We calculate the volume \(V\) and its uncertainty \(\Delta V\):

$$ V = \frac{4}{3} \pi r^3 $$

Substituting the radius:

$$ V = \frac{4}{3} \pi (5.0)^3 = \frac{4}{3} \pi \cdot 125.0 \approx 523.6 \, \text{cm}^3 $$

The relative error in \(r\) is:

$$ \frac{\Delta r}{r} = \frac{0.1}{5.0} = 0.02 $$

Multiply by the exponent \(n = 3\):

$$ \frac{\Delta V}{V} = 3 \cdot 0.02 = 0.06 $$

Convert this to an absolute error:

$$ \Delta V = 0.06 \cdot 523.6 \approx 31.4 \, \text{cm}^3 $$

The volume with its uncertainty is:

$$ V = 523.6 \pm 31.4 \, \text{cm}^3 $$

This demonstrates how a small error in one measurement (radius) can significantly impact a derived value like volume.

Example 4

Let’s calculate the total length of a rope measured as \(L = 10.0 \pm 0.2 \, \text{m}\) when multiplied by 3:

$$ L_{\text{total}} = 3 \cdot L = 3 \cdot 10.0 = 30.0 \, \text{m} $$

When multiplying by a constant, the absolute error is also scaled by the same constant:

$$ \Delta L_{\text{total}} = 3 \cdot 0.2 = 0.6 \, \text{m} $$

The total length with its error is:

$$ L_{\text{total}} = 30.0 \pm 0.6 \, \text{m} $$

This means the total length can vary between \(30.0 - 0.6 = 29.4 \, \text{m}\) and \(30.0 + 0.6 = 30.6 \, \text{m}\).

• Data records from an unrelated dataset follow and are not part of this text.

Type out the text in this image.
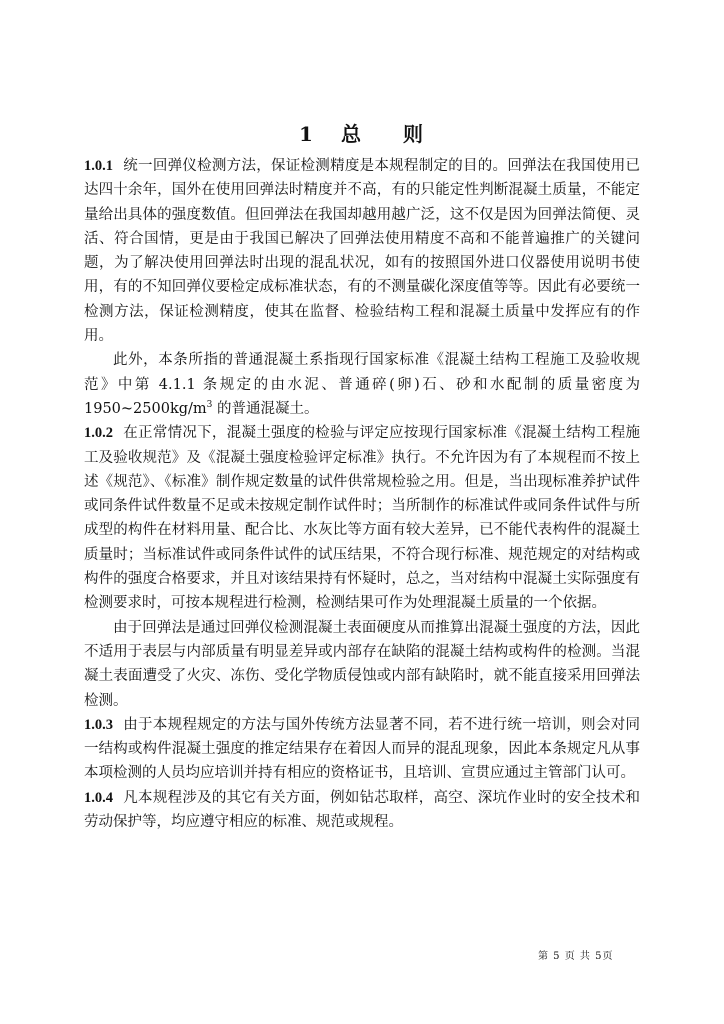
1 总 则

1.0.1 统一回弹仪检测方法，保证检测精度是本规程制定的目的。回弹法在我国使用已达四十余年，国外在使用回弹法时精度并不高，有的只能定性判断混凝土质量，不能定量给出具体的强度数值。但回弹法在我国却越用越广泛，这不仅是因为回弹法简便、灵活、符合国情，更是由于我国已解决了回弹法使用精度不高和不能普遍推广的关键问题，为了解决使用回弹法时出现的混乱状况，如有的按照国外进口仪器使用说明书使用，有的不知回弹仪要检定成标准状态，有的不测量碳化深度值等等。因此有必要统一检测方法，保证检测精度，使其在监督、检验结构工程和混凝土质量中发挥应有的作用。

此外，本条所指的普通混凝土系指现行国家标准《混凝土结构工程施工及验收规范》中第 4.1.1 条规定的由水泥、普通碎(卵)石、砂和水配制的质量密度为 $1950\sim 2500kg/m^3$ 的普通混凝土。

1.0.2 在正常情况下，混凝土强度的检验与评定应按现行国家标准《混凝土结构工程施工及验收规范》及《混凝土强度检验评定标准》执行。不允许因为有了本规程而不按上述《规范》、《标准》制作规定数量的试件供常规检验之用。但是，当出现标准养护试件或同条件试件数量不足或未按规定制作试件时；当所制作的标准试件或同条件试件与所成型的构件在材料用量、配合比、水灰比等方面有较大差异，已不能代表构件的混凝土质量时；当标准试件或同条件试件的试压结果，不符合现行标准、规范规定的对结构或构件的强度合格要求，并且对该结果持有怀疑时，总之，当对结构中混凝土实际强度有检测要求时，可按本规程进行检测，检测结果可作为处理混凝土质量的一个依据。

由于回弹法是通过回弹仪检测混凝土表面硬度从而推算出混凝土强度的方法，因此不适用于表层与内部质量有明显差异或内部存在缺陷的混凝土结构或构件的检测。当混凝土表面遭受了火灾、冻伤、受化学物质侵蚀或内部有缺陷时，就不能直接采用回弹法检测。

1.0.3 由于本规程规定的方法与国外传统方法显著不同，若不进行统一培训，则会对同一结构或构件混凝土强度的推定结果存在着因人而异的混乱现象，因此本条规定凡从事本项检测的人员均应培训并持有相应的资格证书，且培训、宣贯应通过主管部门认可。

1.0.4 凡本规程涉及的其它有关方面，例如钻芯取样，高空、深坑作业时的安全技术和劳动保护等，均应遵守相应的标准、规范或规程。

第 5 页 共 5页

Why Is Error Propagation Important?

Error propagation helps quantify the reliability of results derived from experimental measurements.

It provides insight into how much confidence we can place in our conclusions and ensures transparency when communicating scientific results.

By understanding and accounting for uncertainties, we can make informed decisions and improve the quality of experimental work.